The Unseen
As in her earlier, acclaimed novel, The Legacy, author Katherine Webb designs her new story, The Unseen, around a dual time frame. We begin in 1911, with a young woman, Cat, who has been brought from a questionable past into the household of a young couple living in a Berkshire village. The Reverend Albert Canning seems at first competent in carrying out his religious obligations, less so in performing his husbandly duties. (After one year the marriage has not been consummated.) His wife Hester is heartbreakingly naïve and confused about her wedded life. Before long another intrusion arrives to turn the summer swelter up another notch. Canning, who claims to have seen fairies in the fields nearby, invites an “expert” to come stay with them. And it appears that Robin Durrant has more than enough charm and masculine appeal to make up for the reverend’s sexual timidity.

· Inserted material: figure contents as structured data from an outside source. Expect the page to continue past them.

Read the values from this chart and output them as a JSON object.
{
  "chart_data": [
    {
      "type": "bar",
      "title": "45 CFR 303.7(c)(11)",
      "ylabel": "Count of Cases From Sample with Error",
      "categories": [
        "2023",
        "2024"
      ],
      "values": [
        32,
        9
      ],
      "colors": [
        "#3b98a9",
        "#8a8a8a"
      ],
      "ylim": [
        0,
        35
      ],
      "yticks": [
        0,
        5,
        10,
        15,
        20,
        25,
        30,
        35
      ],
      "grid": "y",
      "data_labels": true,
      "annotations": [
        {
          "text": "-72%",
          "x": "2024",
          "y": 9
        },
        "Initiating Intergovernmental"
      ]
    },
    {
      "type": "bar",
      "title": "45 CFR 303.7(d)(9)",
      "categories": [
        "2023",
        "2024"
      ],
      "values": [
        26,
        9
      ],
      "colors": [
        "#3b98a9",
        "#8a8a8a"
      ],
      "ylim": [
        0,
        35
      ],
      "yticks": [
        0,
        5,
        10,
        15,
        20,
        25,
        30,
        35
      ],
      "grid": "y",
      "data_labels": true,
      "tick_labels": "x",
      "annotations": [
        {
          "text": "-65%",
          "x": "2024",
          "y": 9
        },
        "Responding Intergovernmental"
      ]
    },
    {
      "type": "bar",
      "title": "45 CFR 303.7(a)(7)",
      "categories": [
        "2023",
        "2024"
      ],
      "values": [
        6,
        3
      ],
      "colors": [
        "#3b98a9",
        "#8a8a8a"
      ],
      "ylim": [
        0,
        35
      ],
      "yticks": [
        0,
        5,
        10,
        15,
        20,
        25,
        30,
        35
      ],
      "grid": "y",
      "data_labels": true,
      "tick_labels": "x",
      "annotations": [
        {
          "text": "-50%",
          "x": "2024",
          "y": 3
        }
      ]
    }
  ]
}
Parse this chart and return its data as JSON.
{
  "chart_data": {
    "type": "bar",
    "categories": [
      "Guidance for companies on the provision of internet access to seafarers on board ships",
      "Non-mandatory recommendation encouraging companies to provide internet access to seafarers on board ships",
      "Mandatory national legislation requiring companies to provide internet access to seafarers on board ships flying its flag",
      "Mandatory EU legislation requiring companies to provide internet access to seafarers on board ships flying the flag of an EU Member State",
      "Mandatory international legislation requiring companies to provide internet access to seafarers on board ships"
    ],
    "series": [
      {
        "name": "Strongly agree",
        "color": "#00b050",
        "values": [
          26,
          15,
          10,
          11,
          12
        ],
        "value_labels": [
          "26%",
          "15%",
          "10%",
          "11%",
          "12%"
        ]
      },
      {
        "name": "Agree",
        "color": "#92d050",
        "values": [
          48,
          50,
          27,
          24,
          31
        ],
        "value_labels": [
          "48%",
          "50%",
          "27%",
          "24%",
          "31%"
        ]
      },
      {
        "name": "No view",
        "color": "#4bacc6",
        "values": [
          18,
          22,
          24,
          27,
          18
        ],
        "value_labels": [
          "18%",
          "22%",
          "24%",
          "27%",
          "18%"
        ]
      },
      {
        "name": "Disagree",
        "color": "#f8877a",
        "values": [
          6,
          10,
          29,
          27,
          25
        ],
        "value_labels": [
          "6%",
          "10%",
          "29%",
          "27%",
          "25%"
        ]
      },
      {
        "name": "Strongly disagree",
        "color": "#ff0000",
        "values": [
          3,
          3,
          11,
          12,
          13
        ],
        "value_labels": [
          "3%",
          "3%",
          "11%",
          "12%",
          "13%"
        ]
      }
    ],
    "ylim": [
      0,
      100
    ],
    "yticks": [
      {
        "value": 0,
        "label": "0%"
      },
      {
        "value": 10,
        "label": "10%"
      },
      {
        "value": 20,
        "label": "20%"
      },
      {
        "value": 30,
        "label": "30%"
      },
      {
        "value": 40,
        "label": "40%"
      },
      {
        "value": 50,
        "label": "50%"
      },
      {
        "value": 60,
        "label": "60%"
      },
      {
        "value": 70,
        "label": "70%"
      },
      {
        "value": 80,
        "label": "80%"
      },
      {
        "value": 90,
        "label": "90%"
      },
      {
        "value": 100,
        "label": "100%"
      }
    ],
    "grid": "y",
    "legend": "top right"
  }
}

When we aren’t with the Cannings we are in present time, following young journalist, Leah, who has been alerted by her ex-boyfriend to the discovery of the body of a WWI soldier who was carrying letters that might lead to a dark mystery. Of course we can expect these two storylines to come together, and they do. But the stronger and more interesting of the two is that in 1911, which could stand on its own. The tension is palpable from the very beginning of the novel. Webb is a deft hand at grabbing readers’ attention. The characters may not always be likeable, but they are intriguing and provocative. Although the middle of the novel suffers from a dragging pace, there still is a gripping need to find out what, indeed, will happen to these tortured people – and on that basis, the novel succeeds. A good read, superior writing, but requiring patience at times.